FORT WORTH (CBS 11 NEWS) - A 3-D printer can model in plastic anything drawn on a computer.  With that in mind, three Mansfield High School students decided they'd use a 3-D printer to give someone a hand -- literally.

"Basically, what we wanted to do is try to think of a way to help people," explained high school junior Nke Ebolum. "So what we wanted to do is make a prosthetic hand that would work with touch screen."

Houston-area resident Jayme Sims lost the fingers of his right hand in a wood chipper. Nothing is easy for Sims now. Things like writing, picking up grocery bags, and starting the car are all challenges.

"You know, it's difficult to scratch my dog. The simple things," he said.

The North Texas students modified designs found online, tailored it for Sims' hand, and printed the parts. It was a Godsend for Sims who had found a medical prosthetic to be far too expensive. "It's north of $20,000 to do something like that," Sims said.

So, what about the cost for the hand the students made? "This one was under $50," Ebolum said.

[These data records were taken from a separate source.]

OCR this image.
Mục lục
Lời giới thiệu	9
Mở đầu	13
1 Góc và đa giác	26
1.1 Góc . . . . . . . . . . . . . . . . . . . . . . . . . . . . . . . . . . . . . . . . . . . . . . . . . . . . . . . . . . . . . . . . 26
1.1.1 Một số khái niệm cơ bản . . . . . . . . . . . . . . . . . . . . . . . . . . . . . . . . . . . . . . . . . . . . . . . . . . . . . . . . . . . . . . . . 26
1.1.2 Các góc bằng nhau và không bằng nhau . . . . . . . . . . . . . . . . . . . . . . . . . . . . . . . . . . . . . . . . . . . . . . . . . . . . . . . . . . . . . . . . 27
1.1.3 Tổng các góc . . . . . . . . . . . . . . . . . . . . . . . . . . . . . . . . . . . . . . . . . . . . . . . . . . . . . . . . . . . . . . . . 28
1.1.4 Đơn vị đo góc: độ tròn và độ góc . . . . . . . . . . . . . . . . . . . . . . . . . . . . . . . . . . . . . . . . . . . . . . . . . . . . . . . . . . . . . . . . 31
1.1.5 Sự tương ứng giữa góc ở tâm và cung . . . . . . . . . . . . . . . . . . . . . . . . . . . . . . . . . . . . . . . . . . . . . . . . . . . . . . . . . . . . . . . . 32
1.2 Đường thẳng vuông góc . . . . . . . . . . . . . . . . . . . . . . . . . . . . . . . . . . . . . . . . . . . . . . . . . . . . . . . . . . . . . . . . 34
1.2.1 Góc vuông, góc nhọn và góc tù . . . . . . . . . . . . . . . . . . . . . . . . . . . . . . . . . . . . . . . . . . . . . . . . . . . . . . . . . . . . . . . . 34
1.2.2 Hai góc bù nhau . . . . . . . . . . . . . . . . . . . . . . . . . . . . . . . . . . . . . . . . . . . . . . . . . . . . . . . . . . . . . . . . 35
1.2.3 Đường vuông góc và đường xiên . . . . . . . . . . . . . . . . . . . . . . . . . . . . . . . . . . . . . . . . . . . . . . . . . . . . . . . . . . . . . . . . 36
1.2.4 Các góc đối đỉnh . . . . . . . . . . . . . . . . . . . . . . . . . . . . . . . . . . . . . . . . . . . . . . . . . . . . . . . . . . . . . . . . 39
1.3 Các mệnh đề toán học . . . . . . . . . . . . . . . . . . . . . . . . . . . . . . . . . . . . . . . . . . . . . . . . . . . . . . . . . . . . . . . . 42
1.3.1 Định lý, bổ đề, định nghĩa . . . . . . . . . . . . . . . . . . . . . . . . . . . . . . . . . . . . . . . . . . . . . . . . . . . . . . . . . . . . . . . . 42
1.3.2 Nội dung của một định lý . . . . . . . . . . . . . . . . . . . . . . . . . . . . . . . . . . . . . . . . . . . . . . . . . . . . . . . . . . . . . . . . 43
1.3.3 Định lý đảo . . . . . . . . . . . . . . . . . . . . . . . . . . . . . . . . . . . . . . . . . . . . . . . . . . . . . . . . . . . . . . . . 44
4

Break a finger on this hand and it costs just pennies to print a new one. "Most of the cost doesn't come from the plastic, it comes from the nuts and bolts."

The students presented Sims with his new hand Wednesday. He thanked them with a huge smile and a handshake. Sims said, "You know something like this will help me get back something I thought I'd lost forever."

For $50 the students designed an affordable hand that can change lives.

"To be able to give him this and to be able to help him, to give him something to benefit him for the rest of his life it's just powerful," Ebolum said humbly. "It's pretty powerful."